ILIF: Temporal Inhibitory Leaky Integrate-and-Fire Neuron for Overactivation in Spiking Neural Networks
This addresses energy efficiency and training stability issues in SNNs, which are critical for low-power AI applications, but it is an incremental improvement based on biological inspiration.
The paper tackles the dilemma of gamma in Spiking Neural Networks (SNNs), where large surrogate gradient support widths cause overactivation and high energy consumption, while small widths lead to vanishing gradients. It proposes a temporal Inhibitory Leaky Integrate-and-Fire (ILIF) neuron model, which reduces firing rates, stabilizes training, and improves accuracy across multiple datasets.

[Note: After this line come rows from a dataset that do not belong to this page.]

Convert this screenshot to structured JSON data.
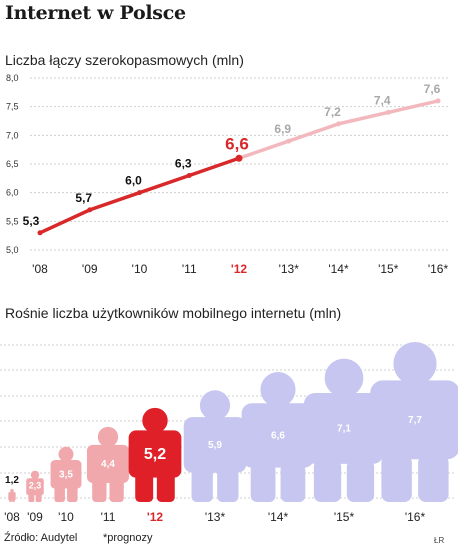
{
  "title": "Internet w Polsce",
  "source": "Źródło: Audytel",
  "note": "*prognozy",
  "initials": "ŁR",
  "colors": {
    "actual": "#d9282a",
    "forecast": "#f2b8bd",
    "persons_past": "#f0a8ac",
    "persons_current": "#e02028",
    "persons_forecast": "#c6c6f0",
    "grid": "#cfcfcf"
  },
  "chart_data": [
    {
      "type": "line",
      "title": "Liczba łączy szerokopasmowych (mln)",
      "categories": [
        "'08",
        "'09",
        "'10",
        "'11",
        "'12",
        "'13*",
        "'14*",
        "'15*",
        "'16*"
      ],
      "values": [
        5.3,
        5.7,
        6.0,
        6.3,
        6.6,
        6.9,
        7.2,
        7.4,
        7.6
      ],
      "value_labels": [
        "5,3",
        "5,7",
        "6,0",
        "6,3",
        "6,6",
        "6,9",
        "7,2",
        "7,4",
        "7,6"
      ],
      "yticks": [
        5.0,
        5.5,
        6.0,
        6.5,
        7.0,
        7.5,
        8.0
      ],
      "ytick_labels": [
        "5,0",
        "5,5",
        "6,0",
        "6,5",
        "7,0",
        "7,5",
        "8,0"
      ],
      "ylim": [
        5.0,
        8.0
      ],
      "highlight_index": 4,
      "forecast_from_index": 5,
      "grid": true
    },
    {
      "type": "bar",
      "title": "Rośnie liczba użytkowników mobilnego internetu (mln)",
      "categories": [
        "'08",
        "'09",
        "'10",
        "'11",
        "'12",
        "'13*",
        "'14*",
        "'15*",
        "'16*"
      ],
      "values": [
        1.2,
        2.3,
        3.5,
        4.4,
        5.2,
        5.9,
        6.6,
        7.1,
        7.7
      ],
      "value_labels": [
        "1,2",
        "2,3",
        "3,5",
        "4,4",
        "5,2",
        "5,9",
        "6,6",
        "7,1",
        "7,7"
      ],
      "highlight_index": 4,
      "forecast_from_index": 5,
      "grid": true
    }
  ]
}
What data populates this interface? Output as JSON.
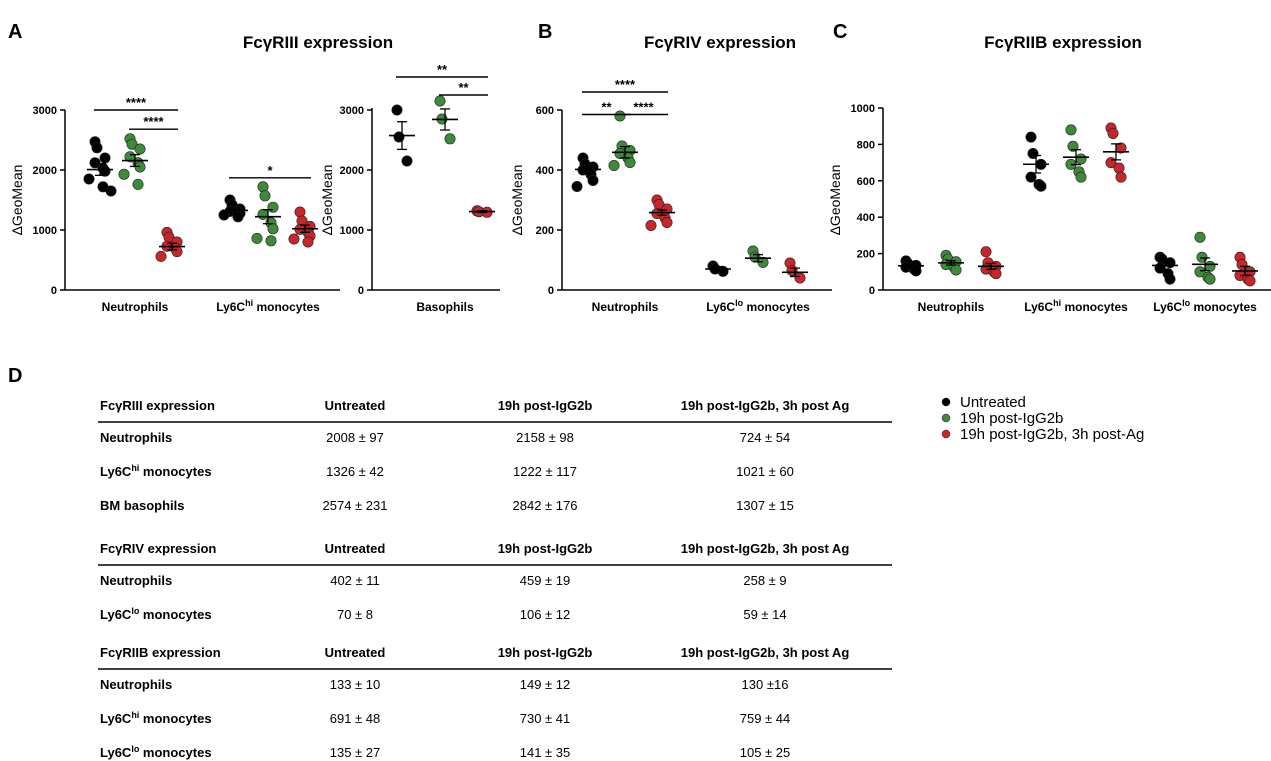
{
  "colors": {
    "untreated": "#000000",
    "post_igg2b": "#3f8a3a",
    "post_ag": "#c8262d"
  },
  "panels": {
    "A": "A",
    "B": "B",
    "C": "C",
    "D": "D"
  },
  "legend": [
    "Untreated",
    "19h post-IgG2b",
    "19h post-IgG2b, 3h post-Ag"
  ],
  "chart_data": [
    {
      "id": "A1",
      "type": "scatter",
      "panel": "A",
      "title": "FcγRIII expression",
      "ylabel": "ΔGeoMean",
      "ylim": [
        0,
        3000
      ],
      "yticks": [
        0,
        1000,
        2000,
        3000
      ],
      "categories": [
        {
          "main": "Neutrophils",
          "sup": "",
          "suffix": ""
        },
        {
          "main": "Ly6C",
          "sup": "hi",
          "suffix": " monocytes"
        }
      ],
      "groups": [
        {
          "cat": 0,
          "color": "untreated",
          "mean": 2008,
          "sem": 97,
          "points": [
            2470,
            2370,
            2200,
            2120,
            2030,
            1980,
            1850,
            1720,
            1650
          ]
        },
        {
          "cat": 0,
          "color": "post_igg2b",
          "mean": 2158,
          "sem": 98,
          "points": [
            2520,
            2430,
            2350,
            2220,
            2120,
            2050,
            1930,
            1760
          ]
        },
        {
          "cat": 0,
          "color": "post_ag",
          "mean": 724,
          "sem": 54,
          "points": [
            960,
            880,
            800,
            730,
            700,
            640,
            560
          ]
        },
        {
          "cat": 1,
          "color": "untreated",
          "mean": 1326,
          "sem": 42,
          "points": [
            1500,
            1420,
            1350,
            1310,
            1300,
            1280,
            1250,
            1220
          ]
        },
        {
          "cat": 1,
          "color": "post_igg2b",
          "mean": 1222,
          "sem": 117,
          "points": [
            1720,
            1570,
            1380,
            1260,
            1120,
            1020,
            860,
            820
          ]
        },
        {
          "cat": 1,
          "color": "post_ag",
          "mean": 1021,
          "sem": 60,
          "points": [
            1300,
            1150,
            1060,
            1010,
            960,
            900,
            850,
            800
          ]
        }
      ],
      "significance": [
        {
          "from": 0,
          "to": 2,
          "label": "****",
          "y": 3000
        },
        {
          "from": 1,
          "to": 2,
          "label": "****",
          "y": 2680
        },
        {
          "from": 3,
          "to": 5,
          "label": "*",
          "y": 1870
        }
      ]
    },
    {
      "id": "A2",
      "type": "scatter",
      "panel": "A",
      "title": "",
      "ylabel": "ΔGeoMean",
      "ylim": [
        0,
        3500
      ],
      "yticks": [
        0,
        1000,
        2000,
        3000
      ],
      "categories": [
        {
          "main": "Basophils",
          "sup": "",
          "suffix": ""
        }
      ],
      "groups": [
        {
          "cat": 0,
          "color": "untreated",
          "mean": 2574,
          "sem": 231,
          "points": [
            3000,
            2550,
            2150
          ]
        },
        {
          "cat": 0,
          "color": "post_igg2b",
          "mean": 2842,
          "sem": 176,
          "points": [
            3150,
            2850,
            2520
          ]
        },
        {
          "cat": 0,
          "color": "post_ag",
          "mean": 1307,
          "sem": 15,
          "points": [
            1320,
            1305,
            1295
          ]
        }
      ],
      "significance": [
        {
          "from": 0,
          "to": 2,
          "label": "**",
          "y": 3550
        },
        {
          "from": 1,
          "to": 2,
          "label": "**",
          "y": 3250
        }
      ]
    },
    {
      "id": "B",
      "type": "scatter",
      "panel": "B",
      "title": "FcγRIV expression",
      "ylabel": "ΔGeoMean",
      "ylim": [
        0,
        600
      ],
      "yticks": [
        0,
        200,
        400,
        600
      ],
      "categories": [
        {
          "main": "Neutrophils",
          "sup": "",
          "suffix": ""
        },
        {
          "main": "Ly6C",
          "sup": "lo",
          "suffix": " monocytes"
        }
      ],
      "groups": [
        {
          "cat": 0,
          "color": "untreated",
          "mean": 402,
          "sem": 11,
          "points": [
            440,
            420,
            410,
            400,
            385,
            365,
            345
          ]
        },
        {
          "cat": 0,
          "color": "post_igg2b",
          "mean": 459,
          "sem": 19,
          "points": [
            580,
            480,
            465,
            455,
            440,
            425,
            415
          ]
        },
        {
          "cat": 0,
          "color": "post_ag",
          "mean": 258,
          "sem": 9,
          "points": [
            300,
            285,
            270,
            255,
            240,
            225,
            215
          ]
        },
        {
          "cat": 1,
          "color": "untreated",
          "mean": 70,
          "sem": 8,
          "points": [
            80,
            70,
            62
          ]
        },
        {
          "cat": 1,
          "color": "post_igg2b",
          "mean": 106,
          "sem": 12,
          "points": [
            130,
            110,
            92
          ]
        },
        {
          "cat": 1,
          "color": "post_ag",
          "mean": 59,
          "sem": 14,
          "points": [
            90,
            65,
            40
          ]
        }
      ],
      "significance": [
        {
          "from": 0,
          "to": 2,
          "label": "****",
          "y": 660
        },
        {
          "from": 0,
          "to": 1,
          "label": "**",
          "y": 585
        },
        {
          "from": 1,
          "to": 2,
          "label": "****",
          "y": 585
        }
      ]
    },
    {
      "id": "C",
      "type": "scatter",
      "panel": "C",
      "title": "FcγRIIB expression",
      "ylabel": "ΔGeoMean",
      "ylim": [
        0,
        1000
      ],
      "yticks": [
        0,
        200,
        400,
        600,
        800,
        1000
      ],
      "categories": [
        {
          "main": "Neutrophils",
          "sup": "",
          "suffix": ""
        },
        {
          "main": "Ly6C",
          "sup": "hi",
          "suffix": " monocytes"
        },
        {
          "main": "Ly6C",
          "sup": "lo",
          "suffix": " monocytes"
        }
      ],
      "groups": [
        {
          "cat": 0,
          "color": "untreated",
          "mean": 133,
          "sem": 10,
          "points": [
            160,
            145,
            135,
            125,
            115,
            105
          ]
        },
        {
          "cat": 0,
          "color": "post_igg2b",
          "mean": 149,
          "sem": 12,
          "points": [
            190,
            170,
            155,
            140,
            125,
            110
          ]
        },
        {
          "cat": 0,
          "color": "post_ag",
          "mean": 130,
          "sem": 16,
          "points": [
            210,
            150,
            130,
            115,
            100,
            90
          ]
        },
        {
          "cat": 1,
          "color": "untreated",
          "mean": 691,
          "sem": 48,
          "points": [
            840,
            750,
            690,
            620,
            580,
            570
          ]
        },
        {
          "cat": 1,
          "color": "post_igg2b",
          "mean": 730,
          "sem": 41,
          "points": [
            880,
            790,
            720,
            690,
            650,
            620
          ]
        },
        {
          "cat": 1,
          "color": "post_ag",
          "mean": 759,
          "sem": 44,
          "points": [
            890,
            860,
            780,
            700,
            670,
            620
          ]
        },
        {
          "cat": 2,
          "color": "untreated",
          "mean": 135,
          "sem": 27,
          "points": [
            180,
            170,
            150,
            120,
            90,
            60
          ]
        },
        {
          "cat": 2,
          "color": "post_igg2b",
          "mean": 141,
          "sem": 35,
          "points": [
            290,
            180,
            130,
            100,
            70,
            60
          ]
        },
        {
          "cat": 2,
          "color": "post_ag",
          "mean": 105,
          "sem": 25,
          "points": [
            180,
            140,
            100,
            80,
            60,
            50
          ]
        }
      ],
      "significance": []
    }
  ],
  "tables": [
    {
      "header": [
        "FcγRIII expression",
        "Untreated",
        "19h post-IgG2b",
        "19h post-IgG2b, 3h post Ag"
      ],
      "rows": [
        {
          "main": "Neutrophils",
          "sup": "",
          "suffix": "",
          "cells": [
            "2008  ± 97",
            "2158  ± 98",
            "724  ± 54"
          ]
        },
        {
          "main": "Ly6C",
          "sup": "hi",
          "suffix": " monocytes",
          "cells": [
            "1326  ± 42",
            "1222  ±  117",
            "1021  ± 60"
          ]
        },
        {
          "main": "BM basophils",
          "sup": "",
          "suffix": "",
          "cells": [
            "2574  ± 231",
            "2842  ± 176",
            "1307  ± 15"
          ]
        }
      ]
    },
    {
      "header": [
        "FcγRIV expression",
        "Untreated",
        "19h post-IgG2b",
        "19h post-IgG2b, 3h post Ag"
      ],
      "rows": [
        {
          "main": "Neutrophils",
          "sup": "",
          "suffix": "",
          "cells": [
            "402  ± 11",
            "459  ± 19",
            "258  ± 9"
          ]
        },
        {
          "main": "Ly6C",
          "sup": "lo",
          "suffix": " monocytes",
          "cells": [
            "70 ± 8",
            "106  ± 12",
            "59  ± 14"
          ]
        }
      ]
    },
    {
      "header": [
        "FcγRIIB expression",
        "Untreated",
        "19h post-IgG2b",
        "19h post-IgG2b, 3h post Ag"
      ],
      "rows": [
        {
          "main": "Neutrophils",
          "sup": "",
          "suffix": "",
          "cells": [
            "133 ± 10",
            "149 ± 12",
            "130 ±16"
          ]
        },
        {
          "main": "Ly6C",
          "sup": "hi",
          "suffix": " monocytes",
          "cells": [
            "691 ± 48",
            "730 ± 41",
            "759 ± 44"
          ]
        },
        {
          "main": "Ly6C",
          "sup": "lo",
          "suffix": " monocytes",
          "cells": [
            "135 ± 27",
            "141 ± 35",
            "105 ± 25"
          ]
        }
      ]
    }
  ]
}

The Spiking Neural Network (SNN) has drawn increasing attention for its energy-efficient, event-driven processing and biological plausibility. To train SNNs via backpropagation, surrogate gradients are used to approximate the non-differentiable spike function, but they only maintain nonzero derivatives within a narrow range of membrane potentials near the firing threshold, referred to as the surrogate gradient support width gamma. We identify a major challenge, termed the dilemma of gamma: a relatively large gamma leads to overactivation, characterized by excessive neuron firing, which in turn increases energy consumption, whereas a small gamma causes vanishing gradients and weakens temporal dependencies. To address this, we propose a temporal Inhibitory Leaky Integrate-and-Fire (ILIF) neuron model, inspired by biological inhibitory mechanisms. This model incorporates interconnected inhibitory units for membrane potential and current, effectively mitigating overactivation while preserving gradient propagation. Theoretical analysis demonstrates ILIF effectiveness in overcoming the gamma dilemma, and extensive experiments on multiple datasets show that ILIF improves energy efficiency by reducing firing rates, stabilizes training, and enhances accuracy. The code is available at github.com/kaisun1/ILIF.